Yo me sorprendí de su pregunta, sin embargo le contesté afirmativamente.

"¿Y está buena?"

"Si"

"Pendejo. En estos instantes el pinche rojo le está metiendo la verga por todos los agujeros que le quepan, mientras estás tu acá pasando hambre y espiándome como el maricón que eres. ¿No sospechaste nada? El rojo todavía coje, sin duda, y si no coje ya, no le vendrá mal ver que otros lo hagan por él. Piensa. ¿Era necesario que vinieras acá a espiarme? ¡Cuánto tiempo debes espiarme, dos, tres horas? Por favor. Crees que algo importante lo voy a hacer ante las narices de todos. Créeme. Esta misión no tiene otro fin que el que te alejes para que no estés molestando mientras se joden a tu noviecita. Déjame adivinar, ¿Tienes que llamar o avisar de algún modo tu regreso? ¡Qué infantil!."

"Si me va a matar máteme, pero no se burle"

"No mereces, por ahora, otra cosa.
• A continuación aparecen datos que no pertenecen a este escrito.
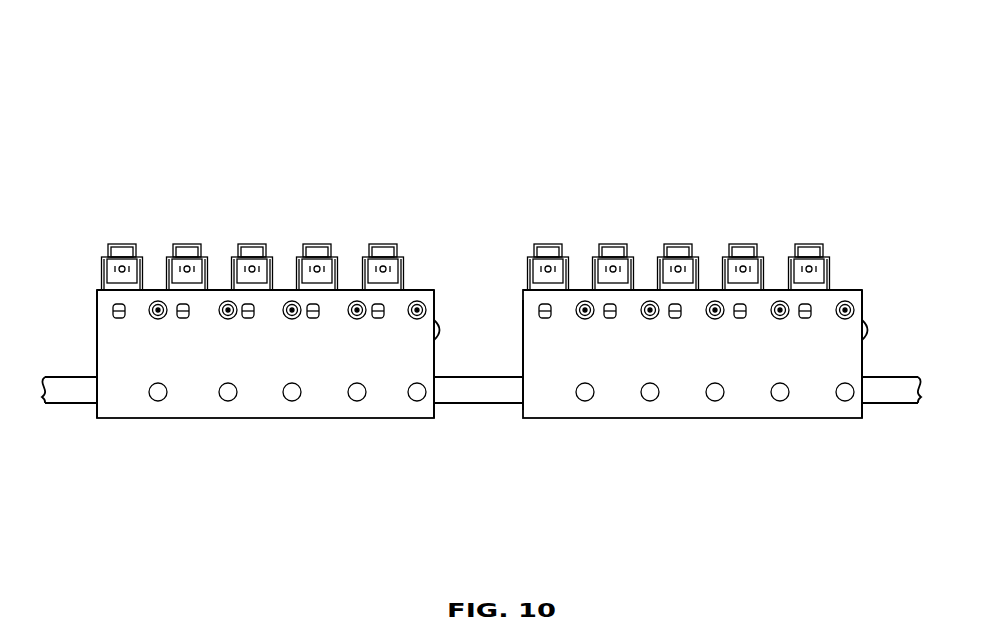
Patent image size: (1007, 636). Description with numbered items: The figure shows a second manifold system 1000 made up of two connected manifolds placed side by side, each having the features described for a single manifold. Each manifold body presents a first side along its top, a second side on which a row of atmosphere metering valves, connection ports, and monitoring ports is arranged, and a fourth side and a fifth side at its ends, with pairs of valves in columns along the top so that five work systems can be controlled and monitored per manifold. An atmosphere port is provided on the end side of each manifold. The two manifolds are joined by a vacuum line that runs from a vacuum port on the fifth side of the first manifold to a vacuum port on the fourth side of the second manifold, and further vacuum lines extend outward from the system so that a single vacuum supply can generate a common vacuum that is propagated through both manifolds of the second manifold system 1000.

The second manifold system 1000 is at (463, 60).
Lárgate de aquí. Díle al pinche rojo que en este mundo no cabemos los dos, que ya no le quedan muchos lugares donde se esconda."

Me retiré del lugar, agitado y convulso. Desde luego no llamé para avisar mi regreso. Tiré el papelillo del teléfono. Llegué a la casona y el ambiente estaba demasiado sereno, como si no hubiese nadie en casa. Pero si lo había. A lado de una cortina de carrizos estaba un grupo de compañeros haciendo una fila extraña, uno de ellos se sobaba encima del pantalón su verga. Todos miraban hacia dentro del espacio que ocupaba una enorme sala. La sangre se me volcó de pies a cabeza, un dolor en las sienes me aquejó de manera instantánea. Esperaba ya lo peor.